O ministro do Supremo Tribunal Federal (STF) Gilmar Mendes enviou ofício ao presidente da corte, Edson Fachin. Ele pede o adiamento da sessão de julgamento marcada para a próxima terça-feira (15/9). Na ocasião, os ministros decidirão se vão investigar Alexandre de Moraes por suposta relação com o banqueiro Daniel Vorcaro, ex-dono do Banco Master.
Mendes, decano do tribunal, também pediu que os ministros analisem conjuntamente o caso envolvendo André Mendonça, acusado por Moraes de irregularidades. Ele enviou a manifestação a Fachin na noite desta sexta-feira (11/9).
“Os acontecimentos dos últimos dias, com a sucessão de decisões e providências adotadas em procedimentos distintos, mas assentados em substrato fático e probatório comum, recomendam, em minha compreensão, a apreciação conjunta de ambos os feitos acima referidos, sob a coordenação da Presidência. A partir da análise das peças até aqui divulgadas aos gabinetes, em especial aquelas constantes da Pet 16.662, manifesto, desde logo, sérias dúvidas de que o referido feito, em seu estágio processual atual, esteja em condições de julgamento”, afirmou Mendes.
Pet 16.662
A Pet 16.662 é o processo conduzido por André Mendonça que analisou os elementos obtidos a partir do celular de Daniel Vorcaro. Os dados resultaram em um relatório da Polícia Federal (PF), a pedido do relator, com informações envolvendo o ministro Alexandre de Moraes.
O assunto veio à tona em um despacho de Mendonça, da semana passada. O documento retirou o sigilo do procedimento que reúne supostas conversas suspeitas entre Moraes e o ex-dono do Banco Master. Além de Moraes, as conversas mostram citações ao nome do procurador-geral da República, Paulo Gonet. Vorcaro está preso desde o ano passado por fraudes financeiras.
O despacho de Mendonça desencadeou uma guerra de decisões conflitantes entre os ministros do STF. Em resposta, Moraes incluiu Mendonça no inquérito das Fake News, relatado por ele, baseado em um relatório interno e inconclusivo da PF sobre a atuação do colega de tribunal. O relatório dizia que Mendonça teria, em tese, praticado uma série de condutas tipificadas como improbidade administrativa, abuso de autoridade e favorecimento a determinados grupos políticos.
A crise institucional prosseguiu com novas decisões de Mendonça, de Flávio Dino e do próprio presidente da corte. Desta vez envolvendo o afastamento e a recondução do diretor-geral da PF, Andrei Rodrigues, e do diretor de Inteligência da corporação, Leandro Almada.
Argumento pelo adiamento da sessão
Além disso, ao argumentar pelo adiamento da sessão na semana que vem, Gilmar Mendes apontou que não há sequer pedido a ser decidido.

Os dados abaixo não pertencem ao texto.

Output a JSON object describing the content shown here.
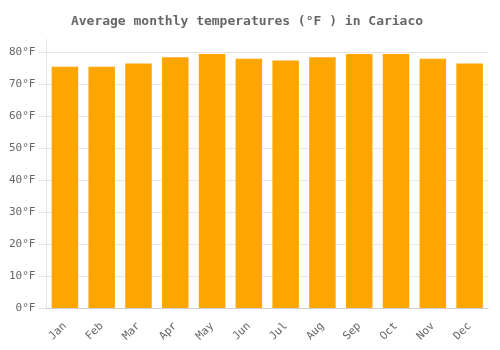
{
  "chart_data": {
    "type": "bar",
    "title": "Average monthly temperatures (°F ) in Cariaco",
    "categories": [
      "Jan",
      "Feb",
      "Mar",
      "Apr",
      "May",
      "Jun",
      "Jul",
      "Aug",
      "Sep",
      "Oct",
      "Nov",
      "Dec"
    ],
    "values": [
      75.5,
      75.5,
      76.5,
      78.5,
      79.5,
      78.0,
      77.5,
      78.5,
      79.5,
      79.5,
      78.0,
      76.5
    ],
    "color": "#FFA500",
    "ylim": [
      0,
      84
    ],
    "yticks": [
      {
        "value": 0,
        "label": "0°F"
      },
      {
        "value": 10,
        "label": "10°F"
      },
      {
        "value": 20,
        "label": "20°F"
      },
      {
        "value": 30,
        "label": "30°F"
      },
      {
        "value": 40,
        "label": "40°F"
      },
      {
        "value": 50,
        "label": "50°F"
      },
      {
        "value": 60,
        "label": "60°F"
      },
      {
        "value": 70,
        "label": "70°F"
      },
      {
        "value": 80,
        "label": "80°F"
      }
    ],
    "grid": true
  }
}
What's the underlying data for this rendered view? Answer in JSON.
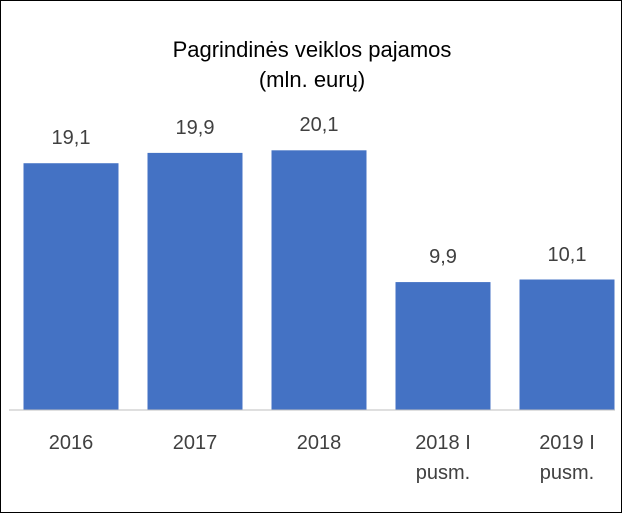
{
  "chart_data": {
    "type": "bar",
    "title": "Pagrindinės veiklos pajamos (mln. eurų)",
    "categories": [
      "2016",
      "2017",
      "2018",
      "2018 I pusm.",
      "2019 I pusm."
    ],
    "values": [
      19.1,
      19.9,
      20.1,
      9.9,
      10.1
    ],
    "value_labels": [
      "19,1",
      "19,9",
      "20,1",
      "9,9",
      "10,1"
    ],
    "color": "#4472c4",
    "ylim": [
      0,
      25
    ]
  }
}
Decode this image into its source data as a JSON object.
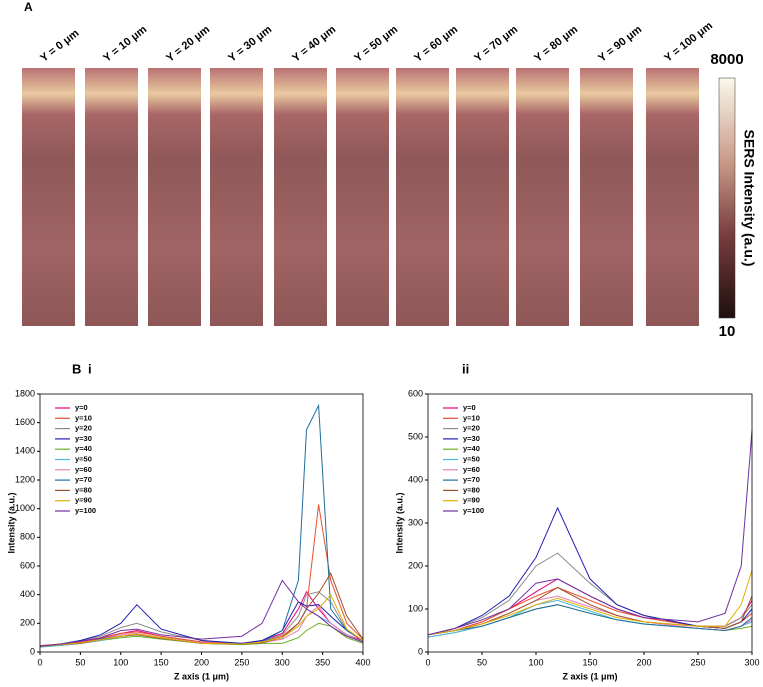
{
  "panel_a": {
    "label": "A",
    "columns": [
      "Y = 0 μm",
      "Y = 10 μm",
      "Y = 20 μm",
      "Y = 30 μm",
      "Y = 40 μm",
      "Y = 50 μm",
      "Y = 60 μm",
      "Y = 70 μm",
      "Y = 80 μm",
      "Y = 90 μm",
      "Y = 100 μm"
    ],
    "colorbar": {
      "label": "SERS Intensity (a.u.)",
      "clim": [
        10,
        8000
      ],
      "ticks": [
        8000,
        10
      ]
    }
  },
  "panel_b_label": "B",
  "chart_data": [
    {
      "type": "line",
      "title": "i",
      "x_label": "Z axis (1 μm)",
      "y_label": "Intensity (a.u.)",
      "xlim": [
        0,
        400
      ],
      "xticks": [
        0,
        50,
        100,
        150,
        200,
        250,
        300,
        350,
        400
      ],
      "ylim": [
        0,
        1800
      ],
      "yticks": [
        0,
        200,
        400,
        600,
        800,
        1000,
        1200,
        1400,
        1600,
        1800
      ],
      "legend": "upper left",
      "x": [
        0,
        25,
        50,
        75,
        100,
        120,
        150,
        200,
        250,
        275,
        300,
        320,
        330,
        345,
        360,
        380,
        400
      ],
      "series": [
        {
          "name": "y=0",
          "color": "#e6007e",
          "values": [
            40,
            55,
            70,
            95,
            130,
            150,
            110,
            70,
            60,
            80,
            130,
            300,
            420,
            300,
            200,
            120,
            80
          ]
        },
        {
          "name": "y=10",
          "color": "#e8502a",
          "values": [
            45,
            55,
            75,
            100,
            130,
            140,
            110,
            70,
            60,
            75,
            110,
            200,
            300,
            1030,
            500,
            200,
            90
          ]
        },
        {
          "name": "y=20",
          "color": "#8c8c8c",
          "values": [
            40,
            55,
            80,
            110,
            170,
            200,
            140,
            80,
            60,
            75,
            120,
            250,
            400,
            420,
            350,
            150,
            80
          ]
        },
        {
          "name": "y=30",
          "color": "#1f1fb4",
          "values": [
            40,
            55,
            80,
            120,
            200,
            330,
            160,
            80,
            60,
            80,
            150,
            350,
            320,
            330,
            250,
            150,
            80
          ]
        },
        {
          "name": "y=40",
          "color": "#6ab023",
          "values": [
            35,
            45,
            60,
            80,
            100,
            110,
            90,
            60,
            50,
            60,
            60,
            100,
            150,
            200,
            180,
            100,
            60
          ]
        },
        {
          "name": "y=50",
          "color": "#4ab8e8",
          "values": [
            35,
            45,
            60,
            80,
            110,
            120,
            95,
            60,
            55,
            70,
            100,
            200,
            300,
            250,
            200,
            120,
            70
          ]
        },
        {
          "name": "y=60",
          "color": "#e87fb8",
          "values": [
            40,
            50,
            65,
            90,
            120,
            130,
            100,
            65,
            55,
            65,
            90,
            150,
            250,
            320,
            200,
            120,
            70
          ]
        },
        {
          "name": "y=70",
          "color": "#1f6fa0",
          "values": [
            40,
            50,
            60,
            90,
            110,
            120,
            100,
            60,
            55,
            70,
            150,
            500,
            1550,
            1720,
            300,
            150,
            80
          ]
        },
        {
          "name": "y=80",
          "color": "#a0522d",
          "values": [
            40,
            50,
            60,
            85,
            110,
            120,
            95,
            60,
            55,
            65,
            100,
            200,
            300,
            410,
            550,
            250,
            90
          ]
        },
        {
          "name": "y=90",
          "color": "#e0b000",
          "values": [
            40,
            50,
            65,
            85,
            110,
            125,
            100,
            60,
            55,
            70,
            100,
            180,
            250,
            300,
            400,
            160,
            80
          ]
        },
        {
          "name": "y=100",
          "color": "#7030a0",
          "values": [
            40,
            55,
            75,
            100,
            150,
            160,
            120,
            90,
            110,
            200,
            500,
            350,
            300,
            250,
            180,
            110,
            70
          ]
        }
      ]
    },
    {
      "type": "line",
      "title": "ii",
      "x_label": "Z axis (1 μm)",
      "y_label": "Intensity (a.u.)",
      "xlim": [
        0,
        300
      ],
      "xticks": [
        0,
        50,
        100,
        150,
        200,
        250,
        300
      ],
      "ylim": [
        0,
        600
      ],
      "yticks": [
        0,
        100,
        200,
        300,
        400,
        500,
        600
      ],
      "legend": "upper left",
      "x": [
        0,
        25,
        50,
        75,
        100,
        120,
        150,
        175,
        200,
        250,
        275,
        290,
        300
      ],
      "series": [
        {
          "name": "y=0",
          "color": "#e6007e",
          "values": [
            40,
            50,
            70,
            100,
            140,
            170,
            130,
            100,
            80,
            60,
            60,
            80,
            120
          ]
        },
        {
          "name": "y=10",
          "color": "#e8502a",
          "values": [
            40,
            50,
            70,
            100,
            130,
            150,
            120,
            95,
            80,
            60,
            55,
            70,
            90
          ]
        },
        {
          "name": "y=20",
          "color": "#8c8c8c",
          "values": [
            40,
            55,
            80,
            120,
            200,
            230,
            160,
            110,
            85,
            60,
            60,
            80,
            110
          ]
        },
        {
          "name": "y=30",
          "color": "#1f1fb4",
          "values": [
            40,
            55,
            85,
            130,
            220,
            335,
            170,
            110,
            85,
            60,
            55,
            70,
            100
          ]
        },
        {
          "name": "y=40",
          "color": "#6ab023",
          "values": [
            35,
            45,
            60,
            80,
            100,
            110,
            90,
            75,
            65,
            55,
            50,
            55,
            60
          ]
        },
        {
          "name": "y=50",
          "color": "#4ab8e8",
          "values": [
            35,
            45,
            60,
            80,
            110,
            120,
            95,
            75,
            65,
            55,
            50,
            60,
            70
          ]
        },
        {
          "name": "y=60",
          "color": "#e87fb8",
          "values": [
            40,
            50,
            65,
            90,
            120,
            130,
            105,
            85,
            70,
            55,
            50,
            60,
            75
          ]
        },
        {
          "name": "y=70",
          "color": "#1f6fa0",
          "values": [
            40,
            50,
            60,
            80,
            100,
            110,
            90,
            75,
            65,
            55,
            50,
            60,
            80
          ]
        },
        {
          "name": "y=80",
          "color": "#a0522d",
          "values": [
            40,
            50,
            65,
            90,
            120,
            150,
            110,
            85,
            70,
            60,
            55,
            70,
            130
          ]
        },
        {
          "name": "y=90",
          "color": "#e0b000",
          "values": [
            40,
            50,
            65,
            85,
            110,
            125,
            100,
            80,
            70,
            60,
            60,
            110,
            190
          ]
        },
        {
          "name": "y=100",
          "color": "#7030a0",
          "values": [
            40,
            55,
            75,
            100,
            160,
            170,
            130,
            100,
            80,
            70,
            90,
            200,
            515
          ]
        }
      ]
    }
  ]
}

“Os autos se formaram a partir de informação de polícia judiciária que o próprio relator [André Mendonça] requisitou à Polícia Federal e a própria autuação registra tratar-se de feito instaurado ‘de ofício’, sem representação nos autos. Não há representação da autoridade policial e tampouco a Procuradoria-Geral da República, ao se manifestar, requereu ao Plenário qualquer providência, limitando-se a arguir a nulidade do relatório confeccionado a mando do relator e afirmando que lhe caberia, então, extinguir a petição”, observou o ministro.
“Nesse cenário, fica claro que não há, na Pet 16.662, definição adequada quanto aos próprios contornos processuais do feito, à identificação de quem ocupa a posição de investigado, ao objeto preciso da investigação, ao rito a ser observado e, em última análise, à questão madura que reclama pronunciamento do colegiado”, acrescentou.

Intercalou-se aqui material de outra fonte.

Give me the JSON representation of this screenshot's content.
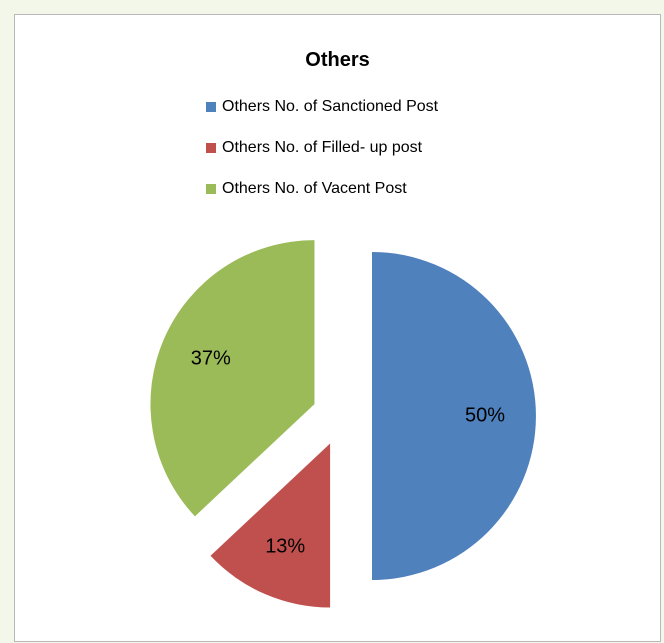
{
  "chart_data": {
    "type": "pie",
    "title": "Others",
    "legend_placement": "top",
    "exploded": true,
    "slices": [
      {
        "label": "Others No. of Sanctioned Post",
        "value": 50,
        "display": "50%",
        "color": "#4f81bd"
      },
      {
        "label": "Others No. of Filled- up post",
        "value": 13,
        "display": "13%",
        "color": "#c0504d"
      },
      {
        "label": "Others No. of Vacent Post",
        "value": 37,
        "display": "37%",
        "color": "#9bbb59"
      }
    ]
  }
}
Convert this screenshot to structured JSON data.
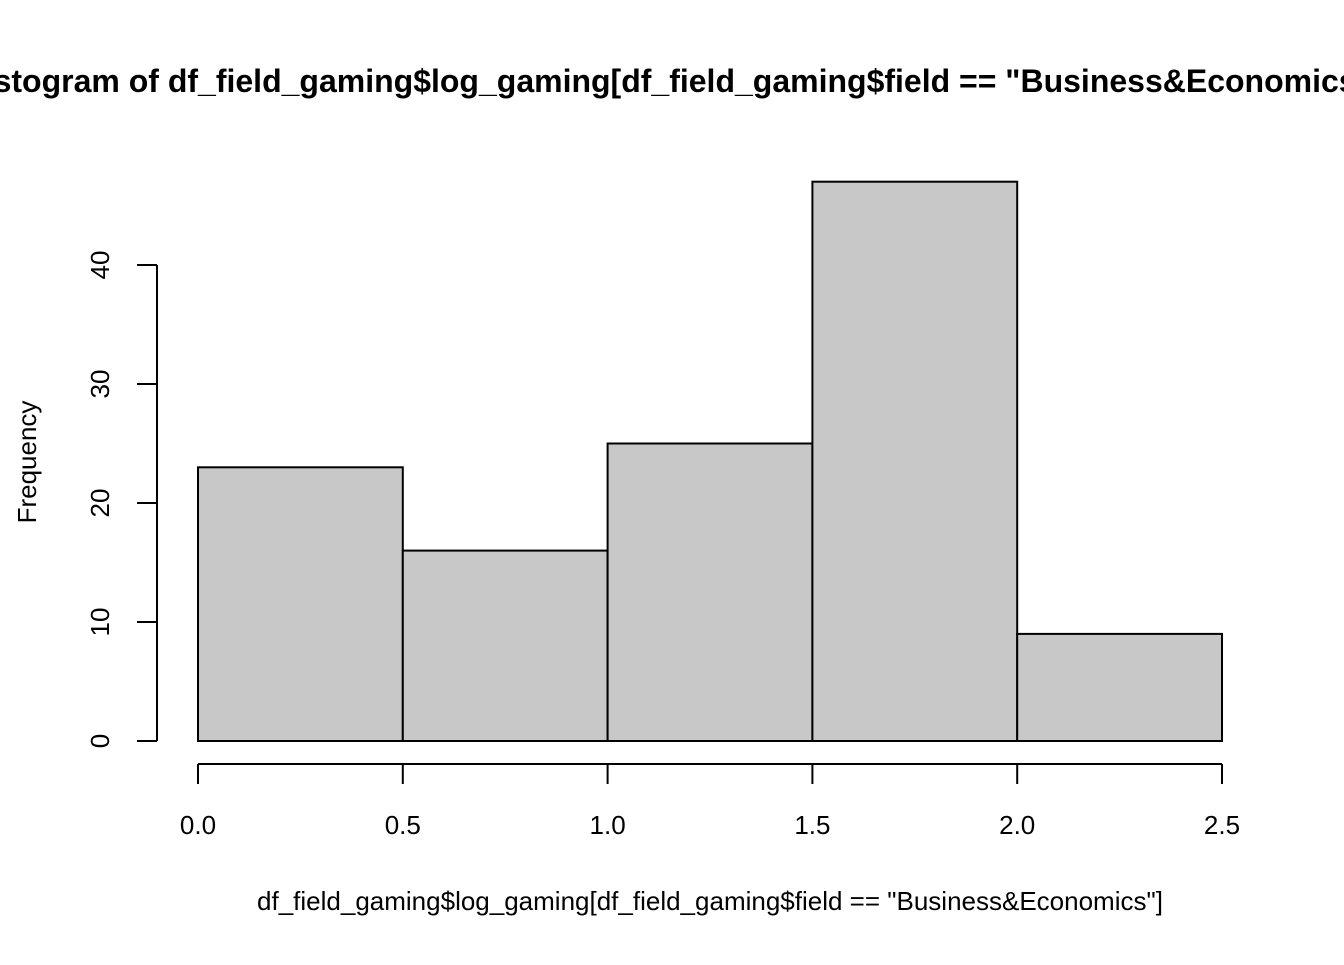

Mendes também sugeriu que Fachin assuma a competência de relatar o processo, determine seu “saneamento e instrução” e, somente depois, o submeta ao colegiado.
Caso a sessão extraordinária da próxima terça-feira aconteça, o decano da corte defendeu que Fachin delimite previamente as questões que passarão por julgamento. Além disso, pediu que o plenário comece pelas preliminares. Especialmente pela alegação da PGR de nulidade da ordem de Mendonça para que a PF produzisse o relatório de mais de 200 páginas. O documento reúne as supostas conversas envolvendo Moraes, Gonet e Vorcaro.